METHODS::Inflammatory bowel diseases (IBDs) are chronic inflammatory disorders with a complex pathogenesis, affecting people of all ages. They are characterized by alternating phases of clinical relapse and remission, depending on the fine balance between immune cells and the gut microbiota. The cross talk between cells of the immune system and the gut microbiota can result in either tolerance or inflammation, according to multifactorial triggers, ranging from environmental factors to genetic susceptibility. Glucocorticoid (GC) administration remains the first-line treatment for IBDs, although long-term use is limited by development of serious adverse effects. Recently, new alternative pharmacological therapies have been developed, although these are not always effective in IBD patients.
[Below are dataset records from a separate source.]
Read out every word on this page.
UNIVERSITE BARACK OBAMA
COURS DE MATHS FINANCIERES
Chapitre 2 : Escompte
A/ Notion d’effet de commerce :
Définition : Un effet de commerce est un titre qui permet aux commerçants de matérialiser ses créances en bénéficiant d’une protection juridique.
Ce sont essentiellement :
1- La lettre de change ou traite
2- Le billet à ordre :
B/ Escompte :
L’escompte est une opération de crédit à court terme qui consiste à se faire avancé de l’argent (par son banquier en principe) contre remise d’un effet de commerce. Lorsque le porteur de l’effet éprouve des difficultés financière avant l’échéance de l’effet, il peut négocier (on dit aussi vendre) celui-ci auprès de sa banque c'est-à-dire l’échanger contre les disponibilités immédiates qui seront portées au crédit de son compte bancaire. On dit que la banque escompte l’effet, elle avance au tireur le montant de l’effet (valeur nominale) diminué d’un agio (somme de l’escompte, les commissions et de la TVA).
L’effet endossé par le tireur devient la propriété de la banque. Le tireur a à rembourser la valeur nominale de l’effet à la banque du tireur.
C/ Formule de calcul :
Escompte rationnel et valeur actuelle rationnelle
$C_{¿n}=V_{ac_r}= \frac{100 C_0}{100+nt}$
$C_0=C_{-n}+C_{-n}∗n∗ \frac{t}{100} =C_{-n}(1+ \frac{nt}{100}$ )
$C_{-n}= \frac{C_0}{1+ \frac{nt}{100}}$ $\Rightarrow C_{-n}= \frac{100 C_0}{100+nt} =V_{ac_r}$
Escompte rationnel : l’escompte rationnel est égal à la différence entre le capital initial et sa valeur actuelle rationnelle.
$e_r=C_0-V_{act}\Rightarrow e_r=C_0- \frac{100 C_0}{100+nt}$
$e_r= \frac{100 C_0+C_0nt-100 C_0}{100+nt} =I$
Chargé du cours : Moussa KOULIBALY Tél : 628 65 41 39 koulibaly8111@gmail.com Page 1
There is a constant demand for effective new drug targets to guarantee total remission and improve the quality of life for IBD patients. The glucocorticoid-induced leucine zipper (GILZ) has been implicated as a promising candidate for this purpose, in view of its powerful anti-inflammatory effects that mimic those of GCs while avoiding their unwanted adverse reactions. Here we present and discuss the latest findings about the involvement of GILZ in IBDs.